The value of Reid's prior good standing in the community was also minimised, Judge Dawson said.
"You are a person previously of good character however against that must be weighed that you were offending over many years, so any discount for good character is minimal because of that ..."
A pre-sentence report showed Reid felt "regret, embarrassment and shame".
Judge Dawson allowed discounts for health, lack of previous convictions and age, remorse, and efforts to make reparation.
He also deducted some 13 months for guilty pleas, although he noted the evidence against Reid was strong.
Reid was also ordered to pay reparation of about $200,000, some $139,743 to the New Zealand Law Society Fidelity Fund and $59,183 to a trust.
On appeal, Reid's lawyer Martin Hislop said Judge Dawson failed to consider the impact of the sentence on Reid's life partner, the amount of reparation paid, and personal mitigating circumstances.
But Justice Susan Thomas accepted Crown lawyer Robin McCoubrey's argument that, as a lawyer of long-standing, Reid was well aware of the prospect of imprisonment.

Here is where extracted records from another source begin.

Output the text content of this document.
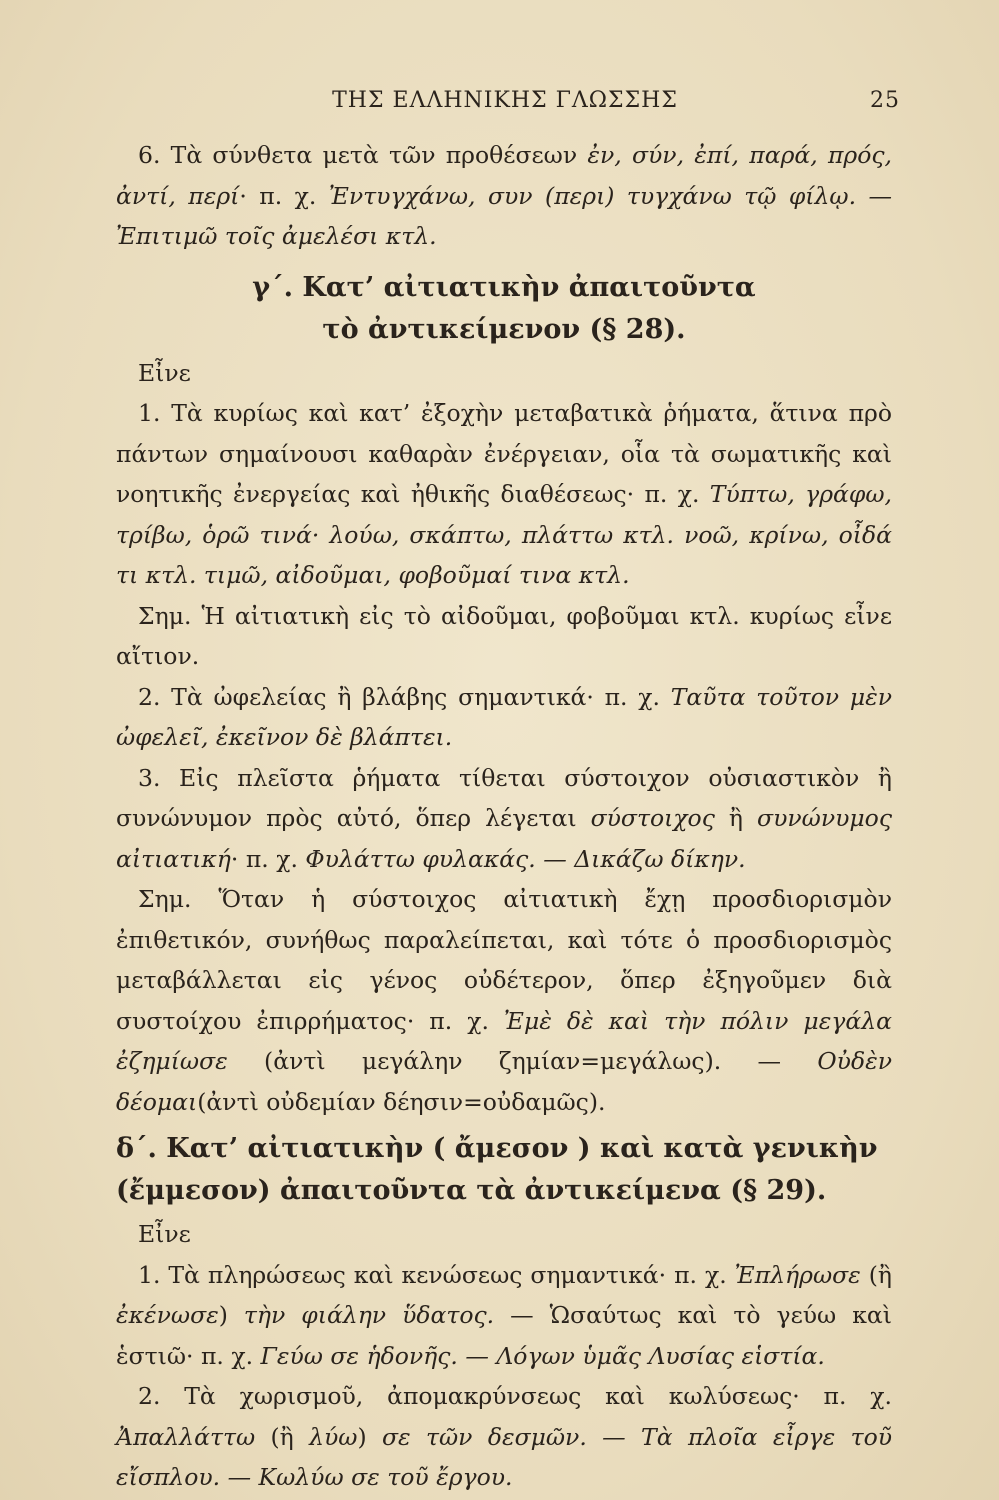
ΤΗΣ ΕΛΛΗΝΙΚΗΣ ΓΛΩΣΣΗΣ	25

6. Τὰ σύνθετα μετὰ τῶν προθέσεων ἐν, σύν, ἐπί, παρά, πρός, ἀντί, περί· π. χ. Ἐντυγχάνω, συν (περι) τυγχάνω τῷ φίλῳ. — Ἐπιτιμῶ τοῖς ἀμελέσι κτλ.

γ΄. Κατ’ αἰτιατικὴν ἀπαιτοῦντα
τὸ ἀντικείμενον (§ 28).

Εἶνε

1. Τὰ κυρίως καὶ κατ’ ἐξοχὴν μεταβατικὰ ῥήματα, ἅτινα πρὸ πάντων σημαίνουσι καθαρὰν ἐνέργειαν, οἷα τὰ σωματικῆς καὶ νοητικῆς ἐνεργείας καὶ ἠθικῆς διαθέσεως· π. χ. Τύπτω, γράφω, τρίβω, ὁρῶ τινά· λούω, σκάπτω, πλάττω κτλ. νοῶ, κρίνω, οἶδά τι κτλ. τιμῶ, αἰδοῦμαι, φοβοῦμαί τινα κτλ.

Σημ. Ἡ αἰτιατικὴ εἰς τὸ αἰδοῦμαι, φοβοῦμαι κτλ. κυρίως εἶνε αἴτιον.

2. Τὰ ὠφελείας ἢ βλάβης σημαντικά· π. χ. Ταῦτα τοῦτον μὲν ὠφελεῖ, ἐκεῖνον δὲ βλάπτει.

3. Εἰς πλεῖστα ῥήματα τίθεται σύστοιχον οὐσιαστικὸν ἢ συνώνυμον πρὸς αὐτό, ὅπερ λέγεται σύστοιχος ἢ συνώνυμος αἰτιατική· π. χ. Φυλάττω φυλακάς. — Δικάζω δίκην.

Σημ. Ὅταν ἡ σύστοιχος αἰτιατικὴ ἔχῃ προσδιορισμὸν ἐπιθετικόν, συνήθως παραλείπεται, καὶ τότε ὁ προσδιορισμὸς μεταβάλλεται εἰς γένος οὐδέτερον, ὅπερ ἐξηγοῦμεν διὰ συστοίχου ἐπιρρήματος· π. χ. Ἐμὲ δὲ καὶ τὴν πόλιν μεγάλα ἐζημίωσε (ἀντὶ μεγάλην ζημίαν=μεγάλως). — Οὐδὲν δέομαι(ἀντὶ οὐδεμίαν δέησιν=οὐδαμῶς).

δ΄. Κατ’ αἰτιατικὴν ( ἄμεσον ) καὶ κατὰ γενικὴν
(ἔμμεσον) ἀπαιτοῦντα τὰ ἀντικείμενα (§ 29).

Εἶνε

1. Τὰ πληρώσεως καὶ κενώσεως σημαντικά· π. χ. Ἐπλήρωσε (ἢ ἐκένωσε) τὴν φιάλην ὕδατος. — Ὡσαύτως καὶ τὸ γεύω καὶ ἑστιῶ· π. χ. Γεύω σε ἡδονῆς. — Λόγων ὑμᾶς Λυσίας εἱστία.

2. Τὰ χωρισμοῦ, ἀπομακρύνσεως καὶ κωλύσεως· π. χ. Ἀπαλλάττω (ἢ λύω) σε τῶν δεσμῶν. — Τὰ πλοῖα εἶργε τοῦ εἴσπλου. — Κωλύω σε τοῦ ἔργου.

"Despite knowing the fragile state of his partner's health, he embarked on the premeditated offending and continued and expanded that offending over a number of years," Justice Thomas said.
"I would also observe that it was Mr Reid's standing in the community which enabled him to offend as he did," she said, dismissing the appeal.
Reid was earlier struck off the roll of barristers and solicitors by the New Zealand Lawyers and Conveyancers Disciplinary Tribunal after misappropriating funds.